Jesus was a defective mutant, born of a cytological error

Why is it that the funny stuff always breaks out when I’m away from the interwebs? The always looney DaveScot takes issue with the claim that the virgin birth of Jesus is biologically unlikely, and cobbles up a bizarre scenario to allow it. Why, I don’t know; is ID dependent on the chromosomal status of Jesus Christ, or something?

Anyway, DaveScot proposes that 1) meiosis was incomplete in one of Mary’s ova, producing an egg that contained 2N chromosomes; 2) this egg also bore a mutation that causes XX individuals to develop as phenotypically male; and 3) something then activated this egg to develop. Then he crows,

What I want to know now is whether ignorance or dishonesty explains why you’d quote someone who claims the virgin birth of Christ defies everything we know about mammalian reproduction.

His scenario has a number of problems. It won’t work. I don’t even need to touch on his mangling of the concept of diploidy, which Allen MacNeil dispenses with in the comments.

  1. The resultant embryo would have a very high incidence of homozygosity. By suppressing the second meiotic division, he has generated an egg where all the pairs of chromosomes are the result of replication of a single DNA strand (less occurrence of recombination, which does ameliorate the problem.) This would unmask lethal recessives in Mary’s genotype. I suppose you could argue that Mary was picked by God for her amazingly complete lack of any deleterious alleles…

  2. A second critical problem, though, is that the genes inherited from your mother and father have different patterns of imprinting. Genes in mammalian gametes are modified in different ways in males and females in order to suppress certain genes; all of Jesus’ genes would have a female imprinting pattern, and none with a male pattern, producing an imbalance in gene expression that is typically lethal. This can be overcome by experimental manipulations that mimic male imprinting by knocking out some of the genes, but it’s still problematic.
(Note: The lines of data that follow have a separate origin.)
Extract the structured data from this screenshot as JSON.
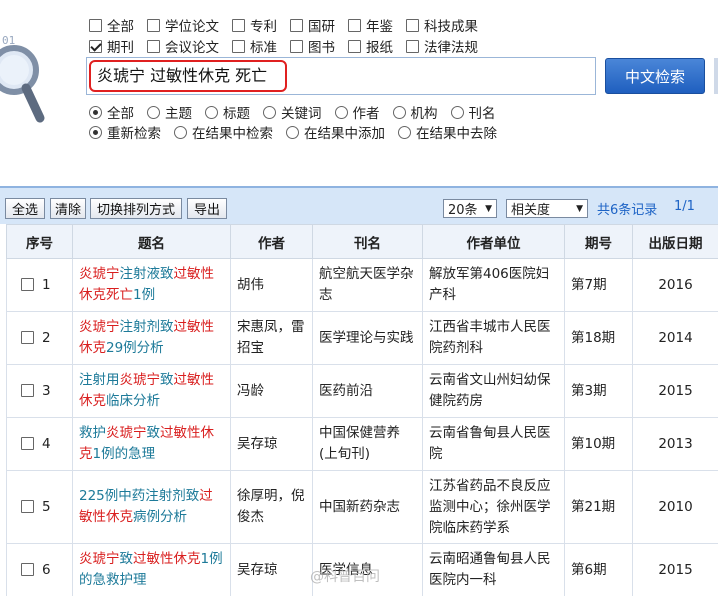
{
  "search": {
    "types_row1": [
      {
        "label": "全部",
        "checked": false
      },
      {
        "label": "学位论文",
        "checked": false
      },
      {
        "label": "专利",
        "checked": false
      },
      {
        "label": "国研",
        "checked": false
      },
      {
        "label": "年鉴",
        "checked": false
      },
      {
        "label": "科技成果",
        "checked": false
      }
    ],
    "types_row2": [
      {
        "label": "期刊",
        "checked": true
      },
      {
        "label": "会议论文",
        "checked": false
      },
      {
        "label": "标准",
        "checked": false
      },
      {
        "label": "图书",
        "checked": false
      },
      {
        "label": "报纸",
        "checked": false
      },
      {
        "label": "法律法规",
        "checked": false
      }
    ],
    "query": "炎琥宁  过敏性休克  死亡",
    "button_label": "中文检索",
    "fields": [
      {
        "label": "全部",
        "checked": true
      },
      {
        "label": "主题",
        "checked": false
      },
      {
        "label": "标题",
        "checked": false
      },
      {
        "label": "关键词",
        "checked": false
      },
      {
        "label": "作者",
        "checked": false
      },
      {
        "label": "机构",
        "checked": false
      },
      {
        "label": "刊名",
        "checked": false
      }
    ],
    "modes": [
      {
        "label": "重新检索",
        "checked": true
      },
      {
        "label": "在结果中检索",
        "checked": false
      },
      {
        "label": "在结果中添加",
        "checked": false
      },
      {
        "label": "在结果中去除",
        "checked": false
      }
    ]
  },
  "toolbar": {
    "select_all": "全选",
    "clear": "清除",
    "switch_sort": "切换排列方式",
    "export": "导出",
    "per_page": "20条",
    "sort_by": "相关度",
    "total": "共6条记录",
    "page": "1/1"
  },
  "table": {
    "headers": [
      "序号",
      "题名",
      "作者",
      "刊名",
      "作者单位",
      "期号",
      "出版日期"
    ],
    "rows": [
      {
        "no": "1",
        "title_parts": [
          [
            "炎琥宁",
            true
          ],
          [
            "注射液致",
            false
          ],
          [
            "过敏性休克死亡",
            true
          ],
          [
            "1例",
            false
          ]
        ],
        "author": "胡伟",
        "journal": "航空航天医学杂志",
        "org": "解放军第406医院妇产科",
        "issue": "第7期",
        "date": "2016"
      },
      {
        "no": "2",
        "title_parts": [
          [
            "炎琥宁",
            true
          ],
          [
            "注射剂致",
            false
          ],
          [
            "过敏性休克",
            true
          ],
          [
            "29例分析",
            false
          ]
        ],
        "author": "宋惠凤，雷招宝",
        "journal": "医学理论与实践",
        "org": "江西省丰城市人民医院药剂科",
        "issue": "第18期",
        "date": "2014"
      },
      {
        "no": "3",
        "title_parts": [
          [
            "注射用",
            false
          ],
          [
            "炎琥宁",
            true
          ],
          [
            "致",
            false
          ],
          [
            "过敏性休克",
            true
          ],
          [
            "临床分析",
            false
          ]
        ],
        "author": "冯龄",
        "journal": "医药前沿",
        "org": "云南省文山州妇幼保健院药房",
        "issue": "第3期",
        "date": "2015"
      },
      {
        "no": "4",
        "title_parts": [
          [
            "救护",
            false
          ],
          [
            "炎琥宁",
            true
          ],
          [
            "致",
            false
          ],
          [
            "过敏性休克",
            true
          ],
          [
            "1例的急理",
            false
          ]
        ],
        "author": "吴存琼",
        "journal": "中国保健营养(上旬刊)",
        "org": "云南省鲁甸县人民医院",
        "issue": "第10期",
        "date": "2013"
      },
      {
        "no": "5",
        "title_parts": [
          [
            "225例中药注射剂致",
            false
          ],
          [
            "过敏性休克",
            true
          ],
          [
            "病例分析",
            false
          ]
        ],
        "author": "徐厚明，倪俊杰",
        "journal": "中国新药杂志",
        "org": "江苏省药品不良反应监测中心；徐州医学院临床药学系",
        "issue": "第21期",
        "date": "2010"
      },
      {
        "no": "6",
        "title_parts": [
          [
            "炎琥宁",
            true
          ],
          [
            "致",
            false
          ],
          [
            "过敏性休克",
            true
          ],
          [
            "1例的急救护理",
            false
          ]
        ],
        "author": "吴存琼",
        "journal": "医学信息",
        "org": "云南昭通鲁甸县人民医院内一科",
        "issue": "第6期",
        "date": "2015"
      }
    ]
  },
  "watermark": "@科普百问"
}
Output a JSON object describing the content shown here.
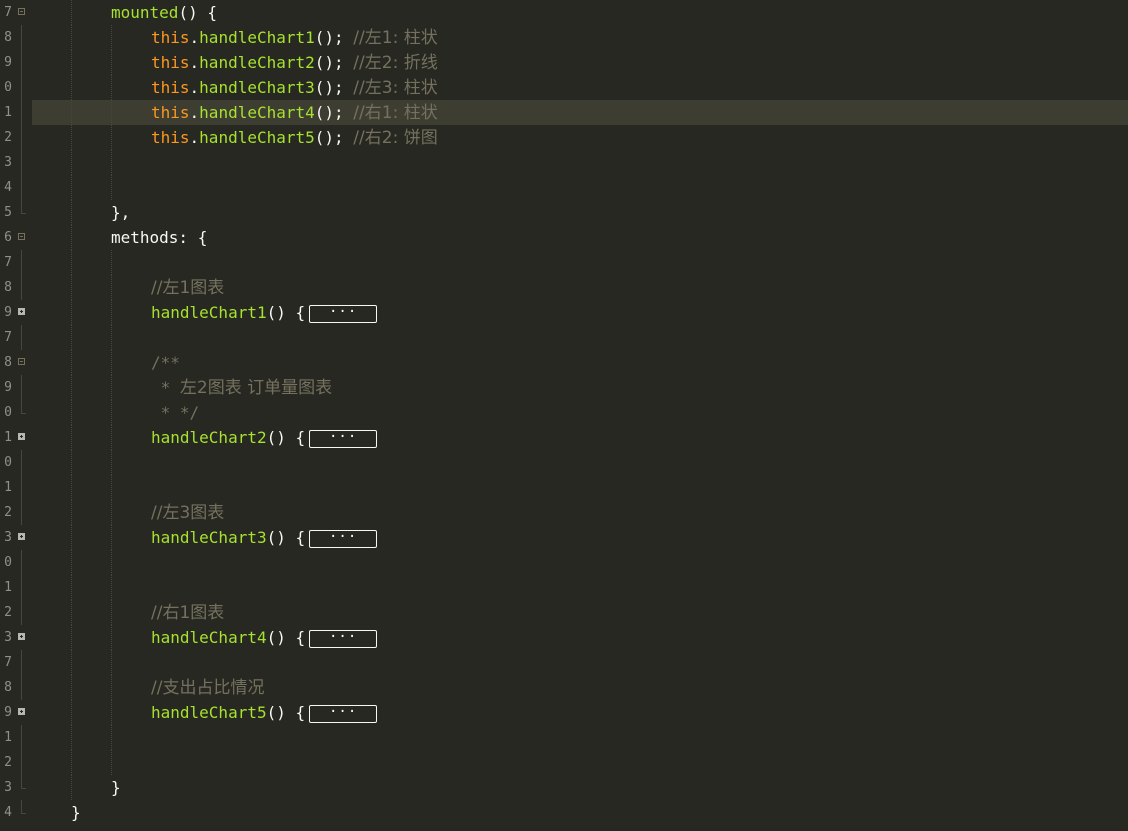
{
  "editor": {
    "theme_colors": {
      "background": "#272822",
      "current_line": "#3e3d32",
      "this_keyword": "#fd971f",
      "function_name": "#a6e22e",
      "comment": "#75715e",
      "punctuation": "#f8f8f2",
      "line_number": "#8f908a"
    },
    "lines": [
      {
        "num": "7",
        "fold": "open",
        "indent": 111,
        "tokens": [
          {
            "t": "fn",
            "v": "mounted"
          },
          {
            "t": "pn",
            "v": "() {"
          }
        ]
      },
      {
        "num": "8",
        "indent": 151,
        "tokens": [
          {
            "t": "kw",
            "v": "this"
          },
          {
            "t": "pn",
            "v": "."
          },
          {
            "t": "fn",
            "v": "handleChart1"
          },
          {
            "t": "pn",
            "v": "(); "
          },
          {
            "t": "cm",
            "v": "//左1: 柱状"
          }
        ]
      },
      {
        "num": "9",
        "indent": 151,
        "tokens": [
          {
            "t": "kw",
            "v": "this"
          },
          {
            "t": "pn",
            "v": "."
          },
          {
            "t": "fn",
            "v": "handleChart2"
          },
          {
            "t": "pn",
            "v": "(); "
          },
          {
            "t": "cm",
            "v": "//左2: 折线"
          }
        ]
      },
      {
        "num": "0",
        "indent": 151,
        "tokens": [
          {
            "t": "kw",
            "v": "this"
          },
          {
            "t": "pn",
            "v": "."
          },
          {
            "t": "fn",
            "v": "handleChart3"
          },
          {
            "t": "pn",
            "v": "(); "
          },
          {
            "t": "cm",
            "v": "//左3: 柱状"
          }
        ]
      },
      {
        "num": "1",
        "indent": 151,
        "current": true,
        "tokens": [
          {
            "t": "kw",
            "v": "this"
          },
          {
            "t": "pn",
            "v": "."
          },
          {
            "t": "fn",
            "v": "handleChart4"
          },
          {
            "t": "pn",
            "v": "(); "
          },
          {
            "t": "cm",
            "v": "//右1: 柱状"
          }
        ]
      },
      {
        "num": "2",
        "indent": 151,
        "tokens": [
          {
            "t": "kw",
            "v": "this"
          },
          {
            "t": "pn",
            "v": "."
          },
          {
            "t": "fn",
            "v": "handleChart5"
          },
          {
            "t": "pn",
            "v": "(); "
          },
          {
            "t": "cm",
            "v": "//右2: 饼图"
          }
        ]
      },
      {
        "num": "3",
        "indent": 151,
        "tokens": []
      },
      {
        "num": "4",
        "indent": 151,
        "tokens": []
      },
      {
        "num": "5",
        "fold": "end",
        "indent": 111,
        "tokens": [
          {
            "t": "pn",
            "v": "},"
          }
        ]
      },
      {
        "num": "6",
        "fold": "open",
        "indent": 111,
        "tokens": [
          {
            "t": "pn",
            "v": "methods: {"
          }
        ]
      },
      {
        "num": "7",
        "indent": 151,
        "tokens": []
      },
      {
        "num": "8",
        "indent": 151,
        "tokens": [
          {
            "t": "cm",
            "v": "//左1图表"
          }
        ]
      },
      {
        "num": "9",
        "fold": "collapsed",
        "indent": 151,
        "tokens": [
          {
            "t": "fn",
            "v": "handleChart1"
          },
          {
            "t": "pn",
            "v": "() {"
          },
          {
            "t": "ellipsis",
            "v": "···"
          }
        ]
      },
      {
        "num": "7",
        "indent": 151,
        "tokens": []
      },
      {
        "num": "8",
        "fold": "open",
        "indent": 151,
        "tokens": [
          {
            "t": "cmm",
            "v": "/**"
          }
        ]
      },
      {
        "num": "9",
        "indent": 151,
        "tokens": [
          {
            "t": "cmm",
            "v": " * "
          },
          {
            "t": "cm",
            "v": "左2图表 订单量图表"
          }
        ]
      },
      {
        "num": "0",
        "fold": "end",
        "indent": 151,
        "tokens": [
          {
            "t": "cmm",
            "v": " * */"
          }
        ]
      },
      {
        "num": "1",
        "fold": "collapsed",
        "indent": 151,
        "tokens": [
          {
            "t": "fn",
            "v": "handleChart2"
          },
          {
            "t": "pn",
            "v": "() {"
          },
          {
            "t": "ellipsis",
            "v": "···"
          }
        ]
      },
      {
        "num": "0",
        "indent": 151,
        "tokens": []
      },
      {
        "num": "1",
        "indent": 151,
        "tokens": []
      },
      {
        "num": "2",
        "indent": 151,
        "tokens": [
          {
            "t": "cm",
            "v": "//左3图表"
          }
        ]
      },
      {
        "num": "3",
        "fold": "collapsed",
        "indent": 151,
        "tokens": [
          {
            "t": "fn",
            "v": "handleChart3"
          },
          {
            "t": "pn",
            "v": "() {"
          },
          {
            "t": "ellipsis",
            "v": "···"
          }
        ]
      },
      {
        "num": "0",
        "indent": 151,
        "tokens": []
      },
      {
        "num": "1",
        "indent": 151,
        "tokens": []
      },
      {
        "num": "2",
        "indent": 151,
        "tokens": [
          {
            "t": "cm",
            "v": "//右1图表"
          }
        ]
      },
      {
        "num": "3",
        "fold": "collapsed",
        "indent": 151,
        "tokens": [
          {
            "t": "fn",
            "v": "handleChart4"
          },
          {
            "t": "pn",
            "v": "() {"
          },
          {
            "t": "ellipsis",
            "v": "···"
          }
        ]
      },
      {
        "num": "7",
        "indent": 151,
        "tokens": []
      },
      {
        "num": "8",
        "indent": 151,
        "tokens": [
          {
            "t": "cm",
            "v": "//支出占比情况"
          }
        ]
      },
      {
        "num": "9",
        "fold": "collapsed",
        "indent": 151,
        "tokens": [
          {
            "t": "fn",
            "v": "handleChart5"
          },
          {
            "t": "pn",
            "v": "() {"
          },
          {
            "t": "ellipsis",
            "v": "···"
          }
        ]
      },
      {
        "num": "1",
        "indent": 151,
        "tokens": []
      },
      {
        "num": "2",
        "indent": 151,
        "tokens": []
      },
      {
        "num": "3",
        "fold": "end",
        "indent": 111,
        "tokens": [
          {
            "t": "pn",
            "v": "}"
          }
        ]
      },
      {
        "num": "4",
        "fold": "end",
        "indent": 71,
        "tokens": [
          {
            "t": "pn",
            "v": "}"
          }
        ]
      }
    ]
  }
}
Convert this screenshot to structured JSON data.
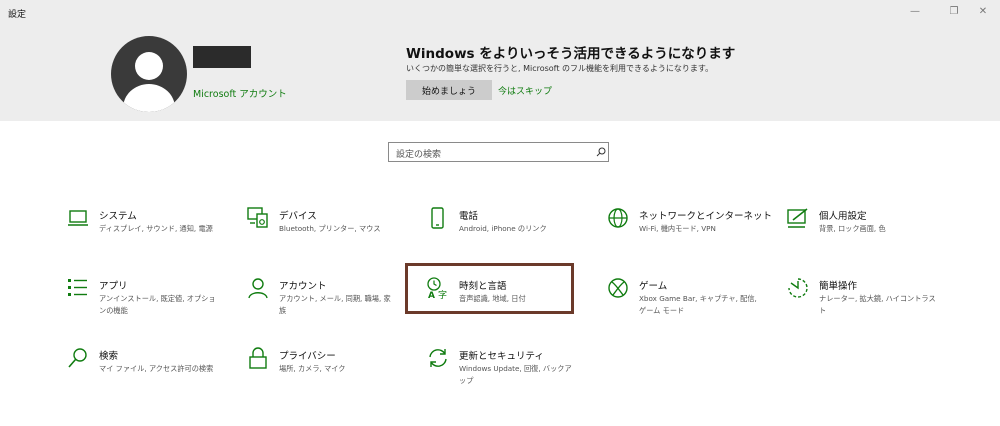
{
  "window": {
    "title": "設定",
    "minimize_glyph": "—",
    "maximize_glyph": "❐",
    "close_glyph": "✕"
  },
  "account": {
    "link_label": "Microsoft アカウント"
  },
  "promo": {
    "title": "Windows をよりいっそう活用できるようになります",
    "description": "いくつかの簡単な選択を行うと, Microsoft のフル機能を利用できるようになります。",
    "start_button": "始めましょう",
    "skip_link": "今はスキップ"
  },
  "search": {
    "placeholder": "設定の検索"
  },
  "accent_color": "#107c10",
  "highlight_color": "#6b3a2a",
  "tiles": [
    {
      "title": "システム",
      "desc": "ディスプレイ, サウンド, 通知, 電源",
      "icon": "laptop-icon"
    },
    {
      "title": "デバイス",
      "desc": "Bluetooth, プリンター, マウス",
      "icon": "devices-icon"
    },
    {
      "title": "電話",
      "desc": "Android, iPhone のリンク",
      "icon": "phone-icon"
    },
    {
      "title": "ネットワークとインターネット",
      "desc": "Wi-Fi, 機内モード, VPN",
      "icon": "globe-icon"
    },
    {
      "title": "個人用設定",
      "desc": "背景, ロック画面, 色",
      "icon": "personalization-icon"
    },
    {
      "title": "アプリ",
      "desc": "アンインストール, 既定値, オプションの機能",
      "icon": "apps-list-icon"
    },
    {
      "title": "アカウント",
      "desc": "アカウント, メール, 同期, 職場, 家族",
      "icon": "person-icon"
    },
    {
      "title": "時刻と言語",
      "desc": "音声認識, 地域, 日付",
      "icon": "time-language-icon"
    },
    {
      "title": "ゲーム",
      "desc": "Xbox Game Bar, キャプチャ, 配信, ゲーム モード",
      "icon": "xbox-icon"
    },
    {
      "title": "簡単操作",
      "desc": "ナレーター, 拡大鏡, ハイコントラスト",
      "icon": "ease-of-access-icon"
    },
    {
      "title": "検索",
      "desc": "マイ ファイル, アクセス許可の検索",
      "icon": "search-icon"
    },
    {
      "title": "プライバシー",
      "desc": "場所, カメラ, マイク",
      "icon": "lock-icon"
    },
    {
      "title": "更新とセキュリティ",
      "desc": "Windows Update, 回復, バックアップ",
      "icon": "update-icon"
    }
  ]
}
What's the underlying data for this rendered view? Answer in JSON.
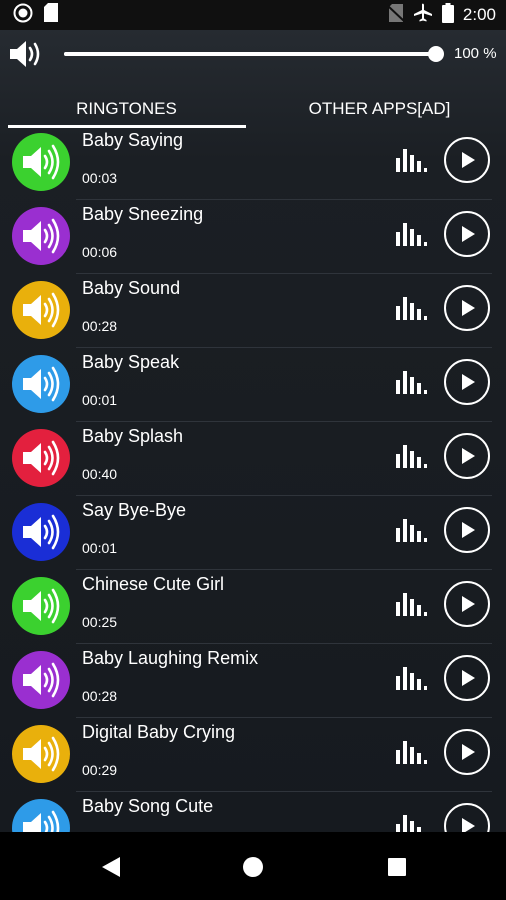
{
  "status_bar": {
    "time": "2:00",
    "left_icons": [
      "record-icon",
      "sd-card-icon"
    ],
    "right_icons": [
      "no-sim-icon",
      "airplane-icon",
      "battery-icon"
    ]
  },
  "volume": {
    "level": 1.0,
    "percent_label": "100 %",
    "icon": "speaker-icon"
  },
  "tabs": [
    {
      "label": "RINGTONES",
      "selected": true
    },
    {
      "label": "OTHER APPS[AD]",
      "selected": false
    }
  ],
  "ringtones": [
    {
      "title": "Baby Saying",
      "duration": "00:03",
      "color": "#3bd12f"
    },
    {
      "title": "Baby Sneezing",
      "duration": "00:06",
      "color": "#9a2fd0"
    },
    {
      "title": "Baby Sound",
      "duration": "00:28",
      "color": "#e9b00c"
    },
    {
      "title": "Baby Speak",
      "duration": "00:01",
      "color": "#2e9be8"
    },
    {
      "title": "Baby Splash",
      "duration": "00:40",
      "color": "#e3203e"
    },
    {
      "title": "Say Bye-Bye",
      "duration": "00:01",
      "color": "#1a2ed6"
    },
    {
      "title": "Chinese Cute Girl",
      "duration": "00:25",
      "color": "#3bd12f"
    },
    {
      "title": "Baby Laughing Remix",
      "duration": "00:28",
      "color": "#9a2fd0"
    },
    {
      "title": "Digital Baby Crying",
      "duration": "00:29",
      "color": "#e9b00c"
    },
    {
      "title": "Baby Song Cute",
      "duration": "",
      "color": "#2e9be8"
    }
  ],
  "nav_bar": [
    "back-icon",
    "home-icon",
    "recents-icon"
  ]
}
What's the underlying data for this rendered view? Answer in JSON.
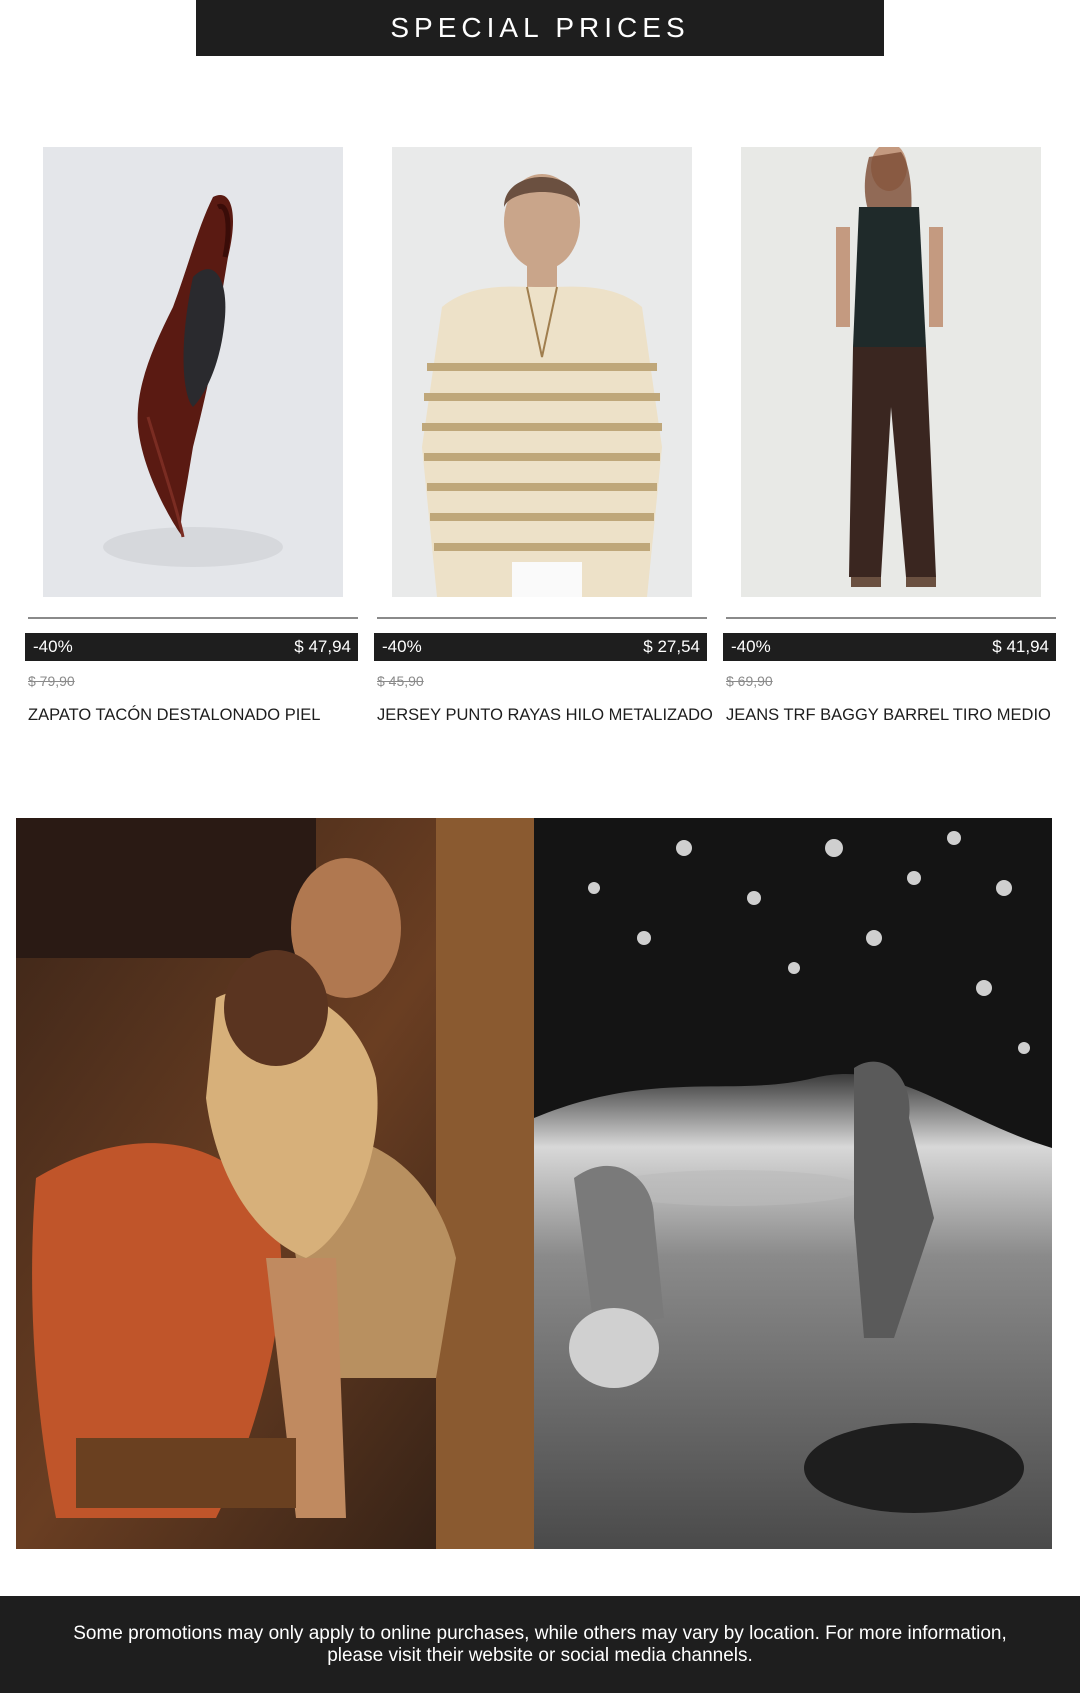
{
  "banner": {
    "title": "SPECIAL PRICES"
  },
  "products": [
    {
      "discount": "-40%",
      "price": "$ 47,94",
      "old_price": "$ 79,90",
      "name": "ZAPATO TACÓN DESTALONADO PIEL",
      "image": "slingback-heel-shoe"
    },
    {
      "discount": "-40%",
      "price": "$ 27,54",
      "old_price": "$ 45,90",
      "name": "JERSEY PUNTO RAYAS HILO METALIZADO",
      "image": "striped-knit-sweater-model"
    },
    {
      "discount": "-40%",
      "price": "$ 41,94",
      "old_price": "$ 69,90",
      "name": "JEANS TRF BAGGY BARREL TIRO MEDIO",
      "image": "baggy-jeans-model"
    }
  ],
  "lifestyle": [
    {
      "image": "mother-child-armchair-photo"
    },
    {
      "image": "garden-dancing-bw-photo"
    }
  ],
  "footer": {
    "text": "Some promotions may only apply to online purchases, while others may vary by location. For more information, please visit their website or social media channels."
  },
  "colors": {
    "dark": "#1e1e1e",
    "white": "#ffffff",
    "muted": "#8a8a8a"
  }
}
Experiments that tinker with patterns of imprinting still start with zygotes containing nuclei from two different parents to avoid problem #1.

  3. The end result of all this finagling is that Jesus was the highly improbable multiple mutant outcome of a cytological error, no divinity involved. That’s fine with me (does DaveScot really think that providing a natural explanation for a myth refutes my position?), but I don’t think it fits the expectations of the religious, and I sure don’t see how one absurdly unlikely chance occurrence would support the ID position in any way.

  4. Watching DaveScot flail around with his barely-high-school understanding of meiosis and development is entertaining, but really, all it accomplishes is to diminish his credibility yet further, and it was already prostrate on the floor. I guess he felt the need to start digging to get it lower still.

Not content with exposing his ignorance of reproductive biology, DaveScot just had to end with a demonstration of his mastery of physics, as well.

So you see, Paul, matter and energy that we know about are only a small fraction of what makes the universe go ’round, so to speak. Who’s to say at this point in time that this huge amount of unknown “stuff” is incapable of organization that produces intelligence? Could God be lurking in the dark energy of the universe?

I wonder what Sean Carroll would think of this hypothesis that dark matter and dark energy constitute a giant intelligent entity that does genetic experiments on human females?

This is all just God of the Gaps guesswork, in which gods are tucked away in the empty spaces in our knowledge. In this case, those empty spaces are magnified by the inclusion of DaveScot’s personal ignorance…making his god a truly great god.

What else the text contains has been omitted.